Viktor Orban va sans doute tenter d'entraver des dossiers et d'assouplir les restrictions sur l'État de droit pour récupérer les fonds européens mais "sa marge de manœuvre est limitée", estime Daniel Hegedus, chercheur au centre de réflexion German Marshall Fund.
La présidence tournante permet au pays qui la détient de contrôler l'agenda des réunions des 27, un pouvoir non négligeable mais pas absolu, selon plusieurs diplomates européens.
D'autant que la Belgique et les institutions européennes ont mis les bouchées doubles pour boucler des décisions importantes et "limiter ainsi l'instabilité", explique l'analyste à l'AFP.
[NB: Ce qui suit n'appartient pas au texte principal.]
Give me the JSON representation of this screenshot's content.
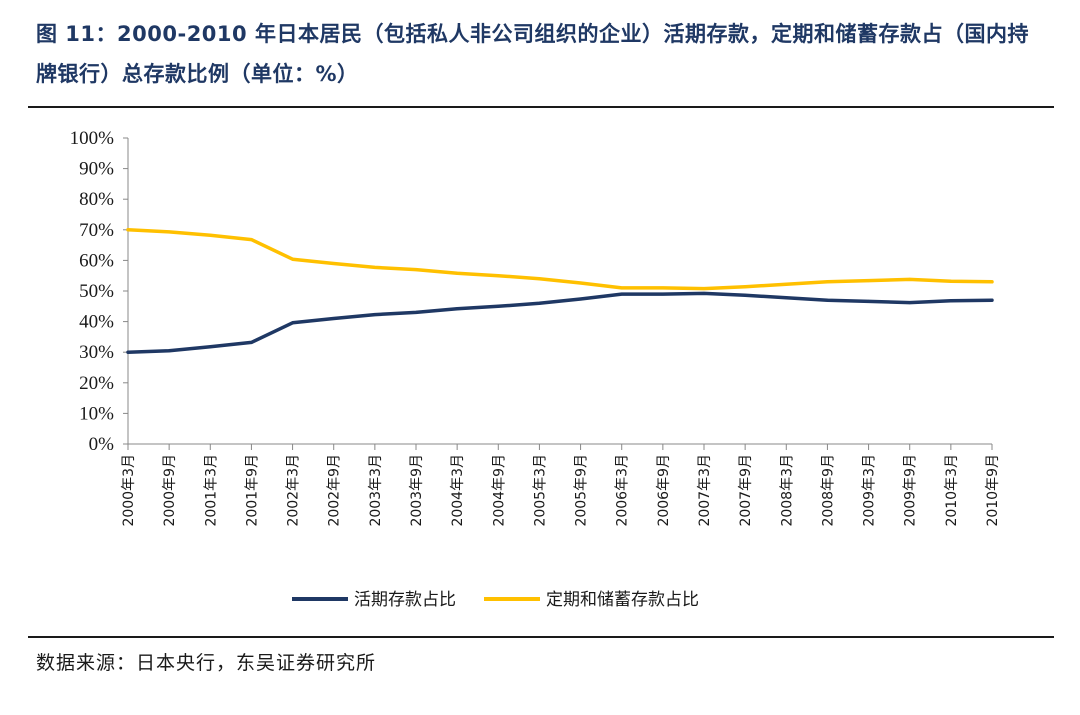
{
  "title": "图 11：2000-2010 年日本居民（包括私人非公司组织的企业）活期存款，定期和储蓄存款占（国内持牌银行）总存款比例（单位：%）",
  "source": "数据来源：日本央行，东吴证券研究所",
  "chart_data": {
    "type": "line",
    "categories": [
      "2000年3月",
      "2000年9月",
      "2001年3月",
      "2001年9月",
      "2002年3月",
      "2002年9月",
      "2003年3月",
      "2003年9月",
      "2004年3月",
      "2004年9月",
      "2005年3月",
      "2005年9月",
      "2006年3月",
      "2006年9月",
      "2007年3月",
      "2007年9月",
      "2008年3月",
      "2008年9月",
      "2009年3月",
      "2009年9月",
      "2010年3月",
      "2010年9月"
    ],
    "ylim": [
      0,
      100
    ],
    "yticks": [
      "0%",
      "10%",
      "20%",
      "30%",
      "40%",
      "50%",
      "60%",
      "70%",
      "80%",
      "90%",
      "100%"
    ],
    "series": [
      {
        "name": "活期存款占比",
        "color": "#1f3864",
        "values": [
          30,
          30.5,
          31.8,
          33.2,
          39.6,
          41,
          42.3,
          43,
          44.2,
          45,
          46,
          47.4,
          49,
          49,
          49.2,
          48.6,
          47.8,
          47,
          46.6,
          46.2,
          46.8,
          47
        ]
      },
      {
        "name": "定期和储蓄存款占比",
        "color": "#ffc000",
        "values": [
          70,
          69.3,
          68.2,
          66.8,
          60.4,
          59,
          57.7,
          57,
          55.8,
          55,
          54,
          52.6,
          51,
          51,
          50.8,
          51.4,
          52.2,
          53,
          53.4,
          53.8,
          53.2,
          53
        ]
      }
    ],
    "legend_position": "bottom-center",
    "grid": false
  }
}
Un nouveau paquet de sanctions contre la Russie a été approuvé et des négociations d'adhésion qualifiées d'"historiques" ont été officiellement ouvertes avec l'Ukraine – deux décisions que désapprouve Viktor Orban.
Malgré un pouvoir de nuisance limité donc, la Hongrie n'hésitera pas à se livrer à "des provocations côté communication", pronostique Daniel Hegedus.
Le slogan de la présidence a déjà fait du bruit : "Make Europe Great Again" ("Rendre sa grandeur à l'Europe"), en écho à la devise de l'ancien président américain Donald Trump, que le Premier ministre hongrois espère voir réélu en novembre aux États-Unis.